Ms May was “a Home Secretary basing her pitch to lead her party on a stale and noxious concoction of tawdry nativism”, the journalist wrote.
Mr Hilton played a central role in Mr Cameron’s early administration, earning a reputation for original ideas and a centrist approach. He later fell out of favour before moving to the US for other work.
During his time in Downing Street he was instrumental in gaining government backing for the "Big Society" approach to public services - a policy that has been neglected since his departure.
The former advisor’s tweet was posted at 8pm on Thursday – hours after Mr Cameron delivered a speech widely regarded by commentators as a pitch for the centre-ground Mr Hilton had sought to cultivate.
The speech criticised by Mr Hilton was delivered by Ms May on Tuesday to the Conservative party conference.
“When immigration is too high, when the pace of change is too fast, it’s impossible to build a cohesive society,” she had told delegates.
“It’s difficult for schools and hospitals and core infrastructure like housing and transport to cope.
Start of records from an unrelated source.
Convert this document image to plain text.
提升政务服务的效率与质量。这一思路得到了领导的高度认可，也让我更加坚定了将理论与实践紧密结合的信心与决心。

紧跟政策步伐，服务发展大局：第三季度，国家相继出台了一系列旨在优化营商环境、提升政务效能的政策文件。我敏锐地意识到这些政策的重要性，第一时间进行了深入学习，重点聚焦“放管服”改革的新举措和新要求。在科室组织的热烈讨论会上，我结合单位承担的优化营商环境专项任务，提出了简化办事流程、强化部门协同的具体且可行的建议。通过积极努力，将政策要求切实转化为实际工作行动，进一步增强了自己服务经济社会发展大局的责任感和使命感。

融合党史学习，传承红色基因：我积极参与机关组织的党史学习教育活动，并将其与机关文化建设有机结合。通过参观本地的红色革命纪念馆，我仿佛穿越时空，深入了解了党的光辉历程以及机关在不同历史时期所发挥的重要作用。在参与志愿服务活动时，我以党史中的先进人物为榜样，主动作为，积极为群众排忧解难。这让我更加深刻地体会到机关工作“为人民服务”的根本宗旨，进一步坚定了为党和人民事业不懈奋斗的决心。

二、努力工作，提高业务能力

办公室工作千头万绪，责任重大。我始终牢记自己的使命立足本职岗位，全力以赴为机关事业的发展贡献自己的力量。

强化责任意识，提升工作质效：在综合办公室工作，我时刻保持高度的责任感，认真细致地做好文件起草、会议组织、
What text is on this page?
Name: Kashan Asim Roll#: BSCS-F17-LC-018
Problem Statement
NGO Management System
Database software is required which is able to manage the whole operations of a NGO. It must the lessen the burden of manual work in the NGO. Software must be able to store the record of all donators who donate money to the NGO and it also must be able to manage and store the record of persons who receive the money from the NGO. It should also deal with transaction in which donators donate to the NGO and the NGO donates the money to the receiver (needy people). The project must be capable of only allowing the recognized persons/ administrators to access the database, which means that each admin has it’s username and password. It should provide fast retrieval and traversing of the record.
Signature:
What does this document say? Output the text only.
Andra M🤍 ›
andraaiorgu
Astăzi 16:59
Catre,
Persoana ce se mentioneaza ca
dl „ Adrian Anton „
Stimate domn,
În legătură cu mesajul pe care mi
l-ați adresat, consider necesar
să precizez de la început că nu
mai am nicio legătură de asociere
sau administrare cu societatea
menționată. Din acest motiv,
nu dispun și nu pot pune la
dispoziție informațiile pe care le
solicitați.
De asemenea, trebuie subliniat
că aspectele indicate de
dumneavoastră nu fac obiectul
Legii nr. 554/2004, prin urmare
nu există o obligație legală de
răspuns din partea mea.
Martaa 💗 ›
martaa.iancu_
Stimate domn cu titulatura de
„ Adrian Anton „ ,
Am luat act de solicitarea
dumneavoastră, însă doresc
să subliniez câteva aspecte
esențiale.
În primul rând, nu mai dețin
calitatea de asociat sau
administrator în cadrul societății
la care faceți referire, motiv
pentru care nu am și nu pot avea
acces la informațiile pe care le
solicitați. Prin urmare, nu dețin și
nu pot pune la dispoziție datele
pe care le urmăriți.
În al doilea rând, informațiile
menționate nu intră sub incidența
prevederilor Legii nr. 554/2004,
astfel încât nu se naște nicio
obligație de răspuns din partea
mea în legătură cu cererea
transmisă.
And we know that for people in low-paid jobs, wages are forced down even further while some people are forced out of work altogether.”
The address was also strongly criticised by business group the Institute for Directors, who accused the Home Secretary of “vilifying” immigrants and peddling “nonsense” myths about migration.
Ms May is widely regarded as one of the proto-candidates to succeed David Cameron as leader of the Conservative party after he steps down before the next general election.